Technology and Internet stocks were subjected to especially heavy dumping, followed by financial shares and the stocks of companies issuing profit warnings. Few issues were spared in the selling spree.
Shortly after 1:30 p.m. the Dow Jones industrial average was down 148.82 points, or 1.9 percent, to 7,693.80. Losers overwhelmed gainers 2,267 to 803 as trading volume climbed to 535 million shares on the New York Stock Exchange.
The Nasdaq Composite tumbled 59.96, or 3.6 percent, to 1,633.88. The S&P 500 index lost 21.08, or 2.1 percent, to 995.97. (Click here for a look at today's CNNfn market movers.)
Wall Street's plunge came on the back of a nearly 3-percent decline in the Dow industrials Wednesday that was followed by steep slides in markets in Asia, Europe and Latin America.
Fear that a global financial rout could be heating up, with the Federal Reserve's 1/4 of a percentage point rate cut earlier this week unable to soothe nervous investors, lay behind the heavy selling.
The near demise of a billion-dollar U.S. hedge fund, sparking speculation that more high-flying investment outlets could get unraveled in the worldwide market turmoil, added fuel to the tumble. Meanwhile, Federal Reserve Chairman Alan Greenspan told Congress the Fed-brokered bailout deal for Long-Term Capital Management was a rare occurrence aimed at preventing "substantial damage" to financial markets and potential problems for "the economies of many nations including our own."

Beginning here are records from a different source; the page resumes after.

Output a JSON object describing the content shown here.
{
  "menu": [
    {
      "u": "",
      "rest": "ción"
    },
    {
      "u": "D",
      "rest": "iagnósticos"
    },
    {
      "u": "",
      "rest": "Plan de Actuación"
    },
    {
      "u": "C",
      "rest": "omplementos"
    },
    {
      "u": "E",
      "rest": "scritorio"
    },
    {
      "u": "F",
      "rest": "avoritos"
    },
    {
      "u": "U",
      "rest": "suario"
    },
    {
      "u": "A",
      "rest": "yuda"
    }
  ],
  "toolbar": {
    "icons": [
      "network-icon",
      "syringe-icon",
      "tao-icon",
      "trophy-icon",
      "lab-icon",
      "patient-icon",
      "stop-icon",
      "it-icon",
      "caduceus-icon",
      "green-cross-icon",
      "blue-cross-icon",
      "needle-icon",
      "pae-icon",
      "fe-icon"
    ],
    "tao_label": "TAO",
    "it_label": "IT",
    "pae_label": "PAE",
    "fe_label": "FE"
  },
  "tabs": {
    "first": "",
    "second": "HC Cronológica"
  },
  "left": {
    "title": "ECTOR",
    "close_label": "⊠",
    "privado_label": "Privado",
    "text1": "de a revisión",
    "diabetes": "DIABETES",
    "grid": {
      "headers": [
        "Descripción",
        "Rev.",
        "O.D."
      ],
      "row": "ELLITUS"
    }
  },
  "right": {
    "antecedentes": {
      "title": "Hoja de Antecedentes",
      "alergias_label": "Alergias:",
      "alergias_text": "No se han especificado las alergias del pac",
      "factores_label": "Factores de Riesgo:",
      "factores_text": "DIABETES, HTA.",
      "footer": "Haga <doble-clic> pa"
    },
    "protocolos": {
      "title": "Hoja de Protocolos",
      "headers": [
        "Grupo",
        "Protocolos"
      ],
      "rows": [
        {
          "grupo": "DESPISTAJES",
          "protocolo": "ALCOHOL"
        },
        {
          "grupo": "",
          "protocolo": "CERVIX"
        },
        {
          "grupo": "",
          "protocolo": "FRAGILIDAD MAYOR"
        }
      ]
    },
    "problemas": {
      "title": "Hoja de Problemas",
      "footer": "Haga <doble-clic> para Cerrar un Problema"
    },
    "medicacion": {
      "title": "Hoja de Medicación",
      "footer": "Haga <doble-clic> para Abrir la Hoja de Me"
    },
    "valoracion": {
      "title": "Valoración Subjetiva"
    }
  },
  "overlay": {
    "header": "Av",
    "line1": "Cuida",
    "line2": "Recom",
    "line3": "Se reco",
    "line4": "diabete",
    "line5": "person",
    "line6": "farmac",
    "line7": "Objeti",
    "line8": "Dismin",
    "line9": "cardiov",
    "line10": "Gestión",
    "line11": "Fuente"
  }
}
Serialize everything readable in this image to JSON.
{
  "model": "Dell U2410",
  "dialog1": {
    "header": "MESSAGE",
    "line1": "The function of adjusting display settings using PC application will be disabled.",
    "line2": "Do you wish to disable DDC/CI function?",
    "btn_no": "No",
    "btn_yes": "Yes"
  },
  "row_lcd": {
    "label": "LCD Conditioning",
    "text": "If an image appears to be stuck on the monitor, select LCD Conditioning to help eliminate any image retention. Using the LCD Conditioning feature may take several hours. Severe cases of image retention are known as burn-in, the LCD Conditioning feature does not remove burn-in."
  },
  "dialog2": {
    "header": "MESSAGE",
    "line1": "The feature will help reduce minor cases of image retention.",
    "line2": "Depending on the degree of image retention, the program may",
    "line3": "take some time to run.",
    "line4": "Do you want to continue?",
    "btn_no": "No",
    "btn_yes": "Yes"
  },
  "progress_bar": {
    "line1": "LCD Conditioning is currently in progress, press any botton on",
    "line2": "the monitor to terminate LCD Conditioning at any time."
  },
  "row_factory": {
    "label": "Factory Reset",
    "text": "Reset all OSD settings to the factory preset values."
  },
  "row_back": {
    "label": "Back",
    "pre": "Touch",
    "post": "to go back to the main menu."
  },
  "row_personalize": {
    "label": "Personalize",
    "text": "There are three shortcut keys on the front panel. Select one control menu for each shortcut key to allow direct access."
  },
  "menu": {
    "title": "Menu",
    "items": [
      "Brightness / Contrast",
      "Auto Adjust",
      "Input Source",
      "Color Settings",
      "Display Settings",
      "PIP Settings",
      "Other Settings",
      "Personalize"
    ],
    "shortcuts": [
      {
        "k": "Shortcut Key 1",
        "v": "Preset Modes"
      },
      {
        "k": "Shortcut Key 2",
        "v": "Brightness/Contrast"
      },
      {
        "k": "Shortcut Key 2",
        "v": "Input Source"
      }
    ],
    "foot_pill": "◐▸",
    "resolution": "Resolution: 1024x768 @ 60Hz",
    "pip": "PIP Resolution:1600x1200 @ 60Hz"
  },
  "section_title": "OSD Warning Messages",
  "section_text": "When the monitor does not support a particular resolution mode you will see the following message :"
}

The bond market continued to soar to new heights, attracting buyers scared by the global stock markets' problems and seeking a safer investment. The yield on the benchmark 30-year Treasury bond fell to 4.92 percent as its price rose 27/32 of a point to 108-30/32.
The dollar tumbled against the German mark, hurt by the stock market's problems. It also fell against the Japanese yen, despite the gloomy reading in the Bank of Japan's quarterly "tankan" survey of business confidence.
Selling fever heating up
In stocks, investors licked their wounds from the previous day's sell-off and parted with more shares as a global financial storm loomed large.
Apart from weakness in banking and technology shares, companies that issued profit warnings or revealed trouble in the boardroom were punished.
Among the early losers, shares of CBT Group (CBTSY), the software maker that saw the value of its stock melt away in recent days, suffered further damage after the company said Chairman and Chief Executive Officer James Buckley and Chief Financial Officer Richard Okumoto had resigned amid what CBT called "a crisis of confidence in the company." The stock plunged 2-13/16, or almost 21 percent, to 10-11/16.
And Fore Systems (FORE), a maker of computer networking equipment, suffered a loss of 5-3/16, or more than 31 percent, to 11-7/16 after it too issued a profit warning.
But the damage was greatest among big-name technology stocks, with shares of Dell (DELL) losing 2-13/16 to 62-15/16, Intel {INTC] falling 2-1/8 to 83-5/8, Cisco Systems (CSCO) dropping 4-1/8 to 57-11/16, and Microsoft (MSFT) shedding 3-13/16 to 106-1/4. Dow member IBM (IBM) lost 3-5/8 to 124-7/8.
Internet issues also took heavy blows, with Amazon.com (AMZN) losing 5-1/2 to 106-1/8, Yahoo! (YHOO) shedding 8 to 121-1/2 and America Online (AOL) tumbling 7-7/8 to 103-3/4.
Finally, financial stocks, many of which have high hedge-fund loan and investment exposure and some of which participated in the $3.5 billion LTCM bailout, also lost value.
Citicorp (CCI) lost 3-1/8 to 89-7/8 and Chase Manhattan (CMB) fell 1-1/2 to 41-5/8. Among members of the Dow 30, J.P. Morgan (JPM) shed 2-3/8 to 82-1/4, American Express (AXP) fell 2-15/16 to 74-11/16 and Travelers (TRV) was off 1-1/2 to 36.